Oral Posters: Thoraco-lumbar Degenerative
Presented by: A. Narain - View Audio/Video Presentation (Members Only)
A. Narain(1), F. Hijji(1), W. Long(1), K. Yom(1), K. Kudaravalli(1), N. Shoshana(1), K. Singh(1)
(1) Rush University Medical Center, Orthopaedic Surgery, Chicago, IL, United States
Introduction: American Society of Anesthesiologists Score (ASA) has previously been associated with increased rates of complications and costs after spinal surgery. To the authors' knowledge, no studies have examined the association between ASA Score and inpatient pain and narcotics utilization after spinal fusion procedures. In this context, the purpose of this study is to determine the association between ASA score and inpatient pain and narcotics consumption in patients undergoing cervical or lumbar fusion.
Methods: A prospectively maintained surgical database of patients who underwent either a single-level, primary anterior cervical discectomy and fusion (ACDF) or minimally invasive transforaminal lumbar interbody fusion (MIS TLIF) for degenerative pathology between 2005-2016 was reviewed. Patients were grouped based on ASA Score ≤ 2 or > 2. ASA score was tested for association with preoperative demographics using student's t-test and chi-squared analysis for continuous and categorical distributions, respectively. Inpatient pain scores and narcotics consumption on each postoperative day were then compared between cohorts using linear regression.

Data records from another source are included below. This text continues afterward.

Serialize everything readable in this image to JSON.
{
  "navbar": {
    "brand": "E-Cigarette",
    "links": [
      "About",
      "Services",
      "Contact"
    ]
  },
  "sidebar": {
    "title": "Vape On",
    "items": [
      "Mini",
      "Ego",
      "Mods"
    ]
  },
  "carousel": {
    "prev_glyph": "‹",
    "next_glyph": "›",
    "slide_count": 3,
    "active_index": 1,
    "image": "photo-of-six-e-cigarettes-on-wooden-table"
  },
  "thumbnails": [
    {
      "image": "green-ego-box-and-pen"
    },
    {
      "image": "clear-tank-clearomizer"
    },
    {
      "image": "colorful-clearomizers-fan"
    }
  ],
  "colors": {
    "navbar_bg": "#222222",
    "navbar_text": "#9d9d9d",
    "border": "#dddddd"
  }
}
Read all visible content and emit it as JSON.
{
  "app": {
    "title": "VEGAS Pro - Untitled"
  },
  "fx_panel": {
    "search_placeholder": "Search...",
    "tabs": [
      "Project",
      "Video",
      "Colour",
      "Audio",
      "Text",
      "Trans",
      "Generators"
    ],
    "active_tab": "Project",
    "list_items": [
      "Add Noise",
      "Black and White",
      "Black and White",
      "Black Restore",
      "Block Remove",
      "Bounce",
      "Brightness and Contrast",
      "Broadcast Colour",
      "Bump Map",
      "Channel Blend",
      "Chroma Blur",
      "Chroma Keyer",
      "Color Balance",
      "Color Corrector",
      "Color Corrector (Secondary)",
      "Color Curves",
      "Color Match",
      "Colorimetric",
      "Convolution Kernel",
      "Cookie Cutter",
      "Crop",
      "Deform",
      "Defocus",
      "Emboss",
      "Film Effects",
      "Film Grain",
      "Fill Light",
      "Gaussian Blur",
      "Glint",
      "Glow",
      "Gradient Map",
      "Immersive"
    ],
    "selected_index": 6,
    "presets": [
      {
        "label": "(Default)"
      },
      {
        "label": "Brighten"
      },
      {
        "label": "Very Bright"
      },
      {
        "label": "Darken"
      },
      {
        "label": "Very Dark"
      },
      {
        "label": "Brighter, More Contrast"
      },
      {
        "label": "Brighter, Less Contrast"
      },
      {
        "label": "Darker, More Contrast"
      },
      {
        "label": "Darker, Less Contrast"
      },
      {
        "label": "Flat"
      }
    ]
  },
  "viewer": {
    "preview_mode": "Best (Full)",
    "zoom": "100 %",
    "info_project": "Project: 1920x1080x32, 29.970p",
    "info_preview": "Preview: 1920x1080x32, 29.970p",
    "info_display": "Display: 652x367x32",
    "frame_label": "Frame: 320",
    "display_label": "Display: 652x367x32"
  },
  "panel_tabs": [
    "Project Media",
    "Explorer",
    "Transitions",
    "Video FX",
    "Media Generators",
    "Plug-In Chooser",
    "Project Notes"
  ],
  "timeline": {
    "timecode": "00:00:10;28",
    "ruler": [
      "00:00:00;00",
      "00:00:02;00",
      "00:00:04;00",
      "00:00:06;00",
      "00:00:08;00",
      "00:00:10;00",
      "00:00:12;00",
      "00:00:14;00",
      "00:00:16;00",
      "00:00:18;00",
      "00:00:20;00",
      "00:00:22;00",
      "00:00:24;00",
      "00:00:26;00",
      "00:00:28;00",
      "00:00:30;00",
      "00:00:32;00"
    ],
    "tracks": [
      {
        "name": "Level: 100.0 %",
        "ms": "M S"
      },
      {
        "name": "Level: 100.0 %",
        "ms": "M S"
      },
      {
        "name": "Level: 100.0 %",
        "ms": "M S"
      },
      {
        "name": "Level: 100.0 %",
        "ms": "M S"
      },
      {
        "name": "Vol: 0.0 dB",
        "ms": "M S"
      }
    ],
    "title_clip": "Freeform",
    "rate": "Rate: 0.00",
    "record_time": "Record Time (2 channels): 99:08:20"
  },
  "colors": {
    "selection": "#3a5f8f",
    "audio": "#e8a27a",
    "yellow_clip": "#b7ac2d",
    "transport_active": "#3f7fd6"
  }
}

Results: After exclusion of patients with incomplete preoperative pain scores, a total of 604 patients were included in this analysis; 211 (34.93%) underwent ACDF and 393 (65.07%) underwent MIS TLIF. Of the patients who underwent ACDF, 184 (87.20%) had an ASA score ≤ 2 and 27 (12.80%) had an ASA score > 2. ACDF patients with an ASA score > 2 were older (58.22 vs 46.31 years, p< 0.001), had lower rates of obesity (40.74% vs 63.04%, p=0.027), and had longer duration of hospital stay (38.50 vs. 28.15 hours, p=0.004). There were no differences in inpatient Visual Analogue Scale (VAS) pain scores or inpatient narcotic consumption between cohorts on any postoperative day (p>0.05 for each). Of the patients who underwent MIS TLIF, 314 (79.90%) had an ASA ≤ 2 and 79 (20.10%) had an ASA score > 2. MIS TLIF patients with an ASA Score > 2 were older (59.75 vs 51.21 years, p< 0.001), had higher rates of obesity (64.56% vs 41.53%, p< 0.001), and had longer duration of hospital stay (69.18 vs. 56.42 hours, p=0.011). There were no significant differences in inpatient VAS pain scores or inpatient narcotic consumption between cohorts on any postoperative day (p>0.05 for each).
Conclusions: The results of this study suggest that higher ASA scores are associated with older age and increased length of stay following spinal fusion procedures. Despite this, there are no differences in inpatient pain or narcotics consumption based on ASA score. As such, ASA score may not be predictive of inpatient pain or narcotics utilization after ACDF or MIS TLIF.